As students stay home for snow days, educators are trying to figure out how they will make it up.
Several school boards in the region will decide within the next week if spring break will be on the chopping block.
Bell County High School sits empty as crews clear the entrance with hopes the doors will be open for school on Friday.
Educators say you can't fight mother nature, but you can try to plan around old man winter's extended stay.
Even though some school districts started the school year early to have makeup days built in... still spring break might have to go.
"If this weather pattern holds up that seems like the direction we will have to go," said Bell County Superintendent, George Thompson.
"This is an unusual year for us but we always want to put the safety of our students first," said Middlesboro Independent Schools Superintendent, Rita Cook.
So unusual that the Middlesboro Independent School system has not had this problem in more than 30 years. Eight snow days so far, and the last time this city school district had that many snow days-- was in 1978.

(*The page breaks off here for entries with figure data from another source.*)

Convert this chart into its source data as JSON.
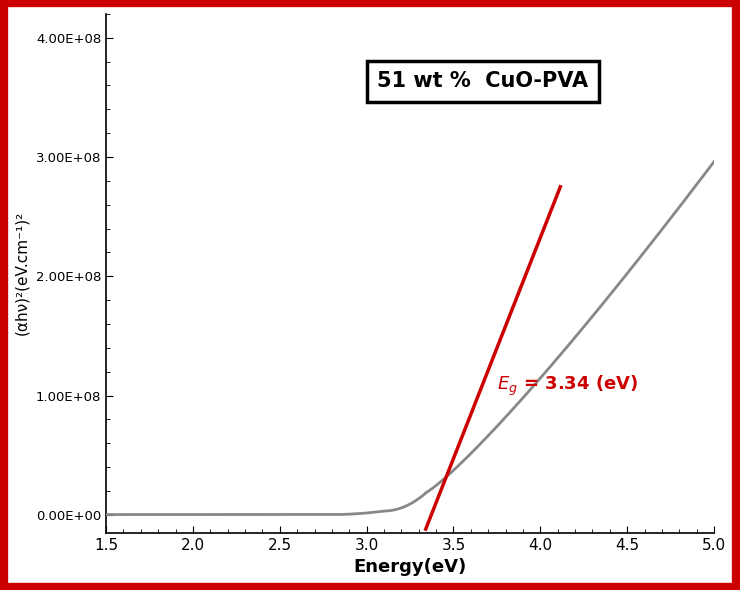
{
  "title": "51 wt %  CuO-PVA",
  "xlabel": "Energy(eV)",
  "ylabel": "(αhν)²(eV.cm⁻¹)²",
  "xlim": [
    1.5,
    5.0
  ],
  "ylim": [
    -15000000.0,
    420000000.0
  ],
  "yticks": [
    0.0,
    100000000.0,
    200000000.0,
    300000000.0,
    400000000.0
  ],
  "ytick_labels": [
    "0.00E+00",
    "1.00E+08",
    "2.00E+08",
    "3.00E+08",
    "4.00E+08"
  ],
  "xticks": [
    1.5,
    2.0,
    2.5,
    3.0,
    3.5,
    4.0,
    4.5,
    5.0
  ],
  "curve_color": "#888888",
  "line_color": "#cc0000",
  "bg_color": "#ffffff",
  "border_color": "#cc0000",
  "annotation_color": "#cc0000",
  "bandgap": 3.34,
  "line_x0": 3.34,
  "line_x1": 4.115,
  "line_y0": -12000000.0,
  "line_y1": 275000000.0
}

"Generally you have time to let the ice and snow melt, but the way it's been lately that hasn't happened," said Cook.
Educators are also worried about the state standardized test in the spring.

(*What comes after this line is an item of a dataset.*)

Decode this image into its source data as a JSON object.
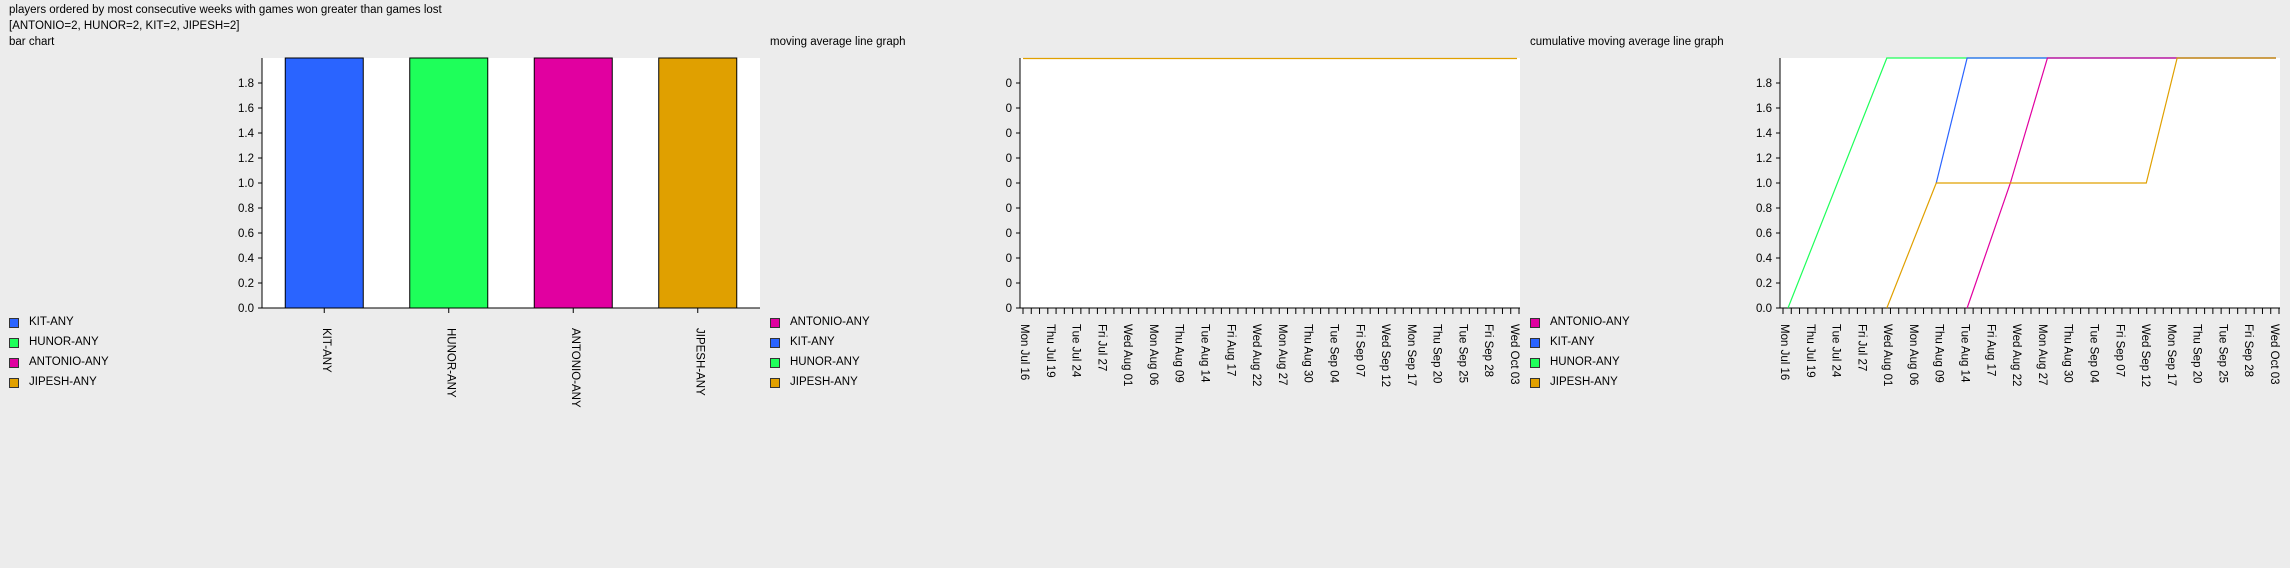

They hope lawmakers, like they did last year, will move the test window back.
"Nobody can do anything about the weather. By moving that back, that keeps folks on a level playing field. That's fair," said Thompson.
Most school boards in the region will be looking at these options at the next school board meeting.
Middlesboro Independent school officials add they are considering purchasing a snow blower.
The district currently does not own one and just hires companies to remove the snow.
Officials say if winters continue to be harsh, it might be a good investment.